Consider crafting a query that involves searching for an entry in a column for which you've already established a non-clustered index. This type of index inherently encompasses:
1. Column entries for which the index is created.
2. Addresses of the corresponding rows in the main table to which the column entries belong.
You can see this visually in the left mini-table in the figure:
Let me explain this using a query.
CREATE INDEX product_category_index
ON product (category);
SELECT product_name, category, price
FROM product
WHERE category = ‘electronics’;
The database operates through three key steps:
1. **Firstly:** It navigates to the non-clustered index (in this case, 'product_category_index'), pinpointing the column entry you searched for (e.g., category = 'electronics') using the efficient binary search method.
2. **Secondly:** It seeks the address of the corresponding row in the main table that corresponds to the identified column entry.
3. **Finally:** It accesses that specific row in the main table, retrieving additional column values as needed for your query (e.g., product_name, price).

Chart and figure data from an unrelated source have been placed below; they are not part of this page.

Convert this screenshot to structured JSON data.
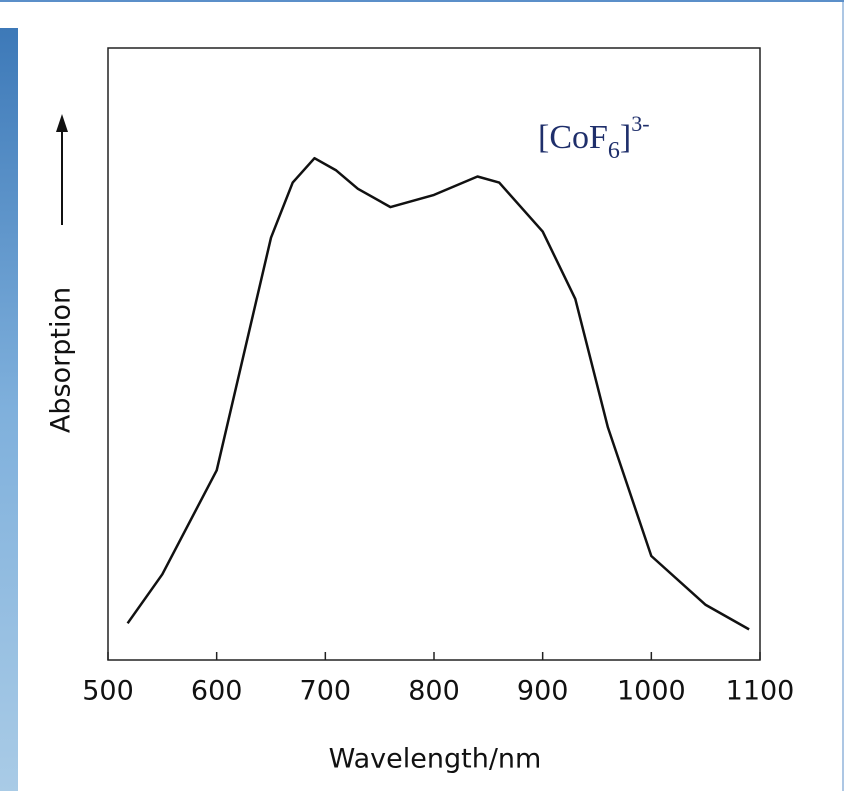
{
  "chart_data": {
    "type": "line",
    "x_label": "Wavelength/nm",
    "y_label": "Absorption",
    "annotation": {
      "base": "[CoF",
      "sub": "6",
      "mid": "]",
      "sup": "3-"
    },
    "x": [
      518,
      550,
      600,
      650,
      670,
      690,
      710,
      730,
      760,
      800,
      840,
      860,
      900,
      930,
      960,
      1000,
      1050,
      1090
    ],
    "series": [
      {
        "color": "#111111",
        "values": [
          0.06,
          0.14,
          0.31,
          0.69,
          0.78,
          0.82,
          0.8,
          0.77,
          0.74,
          0.76,
          0.79,
          0.78,
          0.7,
          0.59,
          0.38,
          0.17,
          0.09,
          0.05
        ]
      }
    ],
    "xlim": [
      500,
      1100
    ],
    "xticks": [
      500,
      600,
      700,
      800,
      900,
      1000,
      1100
    ],
    "ylim": [
      0,
      1
    ]
  }
}
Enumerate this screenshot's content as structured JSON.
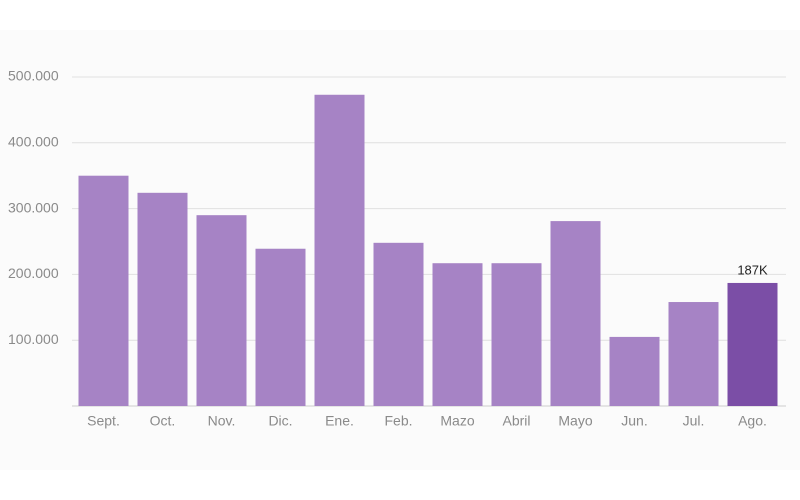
{
  "chart_data": {
    "type": "bar",
    "categories": [
      "Sept.",
      "Oct.",
      "Nov.",
      "Dic.",
      "Ene.",
      "Feb.",
      "Mazo",
      "Abril",
      "Mayo",
      "Jun.",
      "Jul.",
      "Ago."
    ],
    "values": [
      350000,
      324000,
      290000,
      239000,
      473000,
      248000,
      217000,
      217000,
      281000,
      105000,
      158000,
      187000
    ],
    "value_labels": [
      null,
      null,
      null,
      null,
      null,
      null,
      null,
      null,
      null,
      null,
      null,
      "187K"
    ],
    "colors": [
      "#a683c5",
      "#a683c5",
      "#a683c5",
      "#a683c5",
      "#a683c5",
      "#a683c5",
      "#a683c5",
      "#a683c5",
      "#a683c5",
      "#a683c5",
      "#a683c5",
      "#7b4ea6"
    ],
    "ylim": [
      0,
      500000
    ],
    "yticks": [
      {
        "value": 100000,
        "label": "100.000"
      },
      {
        "value": 200000,
        "label": "200.000"
      },
      {
        "value": 300000,
        "label": "300.000"
      },
      {
        "value": 400000,
        "label": "400.000"
      },
      {
        "value": 500000,
        "label": "500.000"
      }
    ],
    "grid": true
  }
}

It's important to note that a non-clustered index involves an additional step compared to a clustered index—it requires finding the address and then going to the corresponding row in the main table. This additional step makes non-clustered indexes relatively slower than their clustered counterparts.
CREATE TABLE demo(
id INT NOT NULL,
first_name VARCHAR(25) NOT NULL,
last_name VARCHAR(35) NOT NULL,
age INT NOT NULL,
PRIMARY KEY(id)
);
/* Index on First Name */
CREATE INDEX demo_fname ON demo (first_name);
/* Will tell us whether our query uses the intended index */
explain SELECT * FROM demo WHERE first_name = "Donald" \G
Output
*************************** 1. row ***************************
id: 1
select_type: SIMPLE
table: demo
partitions: NULL
type: ref
possible_keys: demo_fname
key: demo_fname
key_len: 27
ref: const
rows: 1
filtered: 100.00 Extra: NULL
To harness the index's benefits, it's crucial to isolate the column, ensuring it's not incorporated into a function or expression.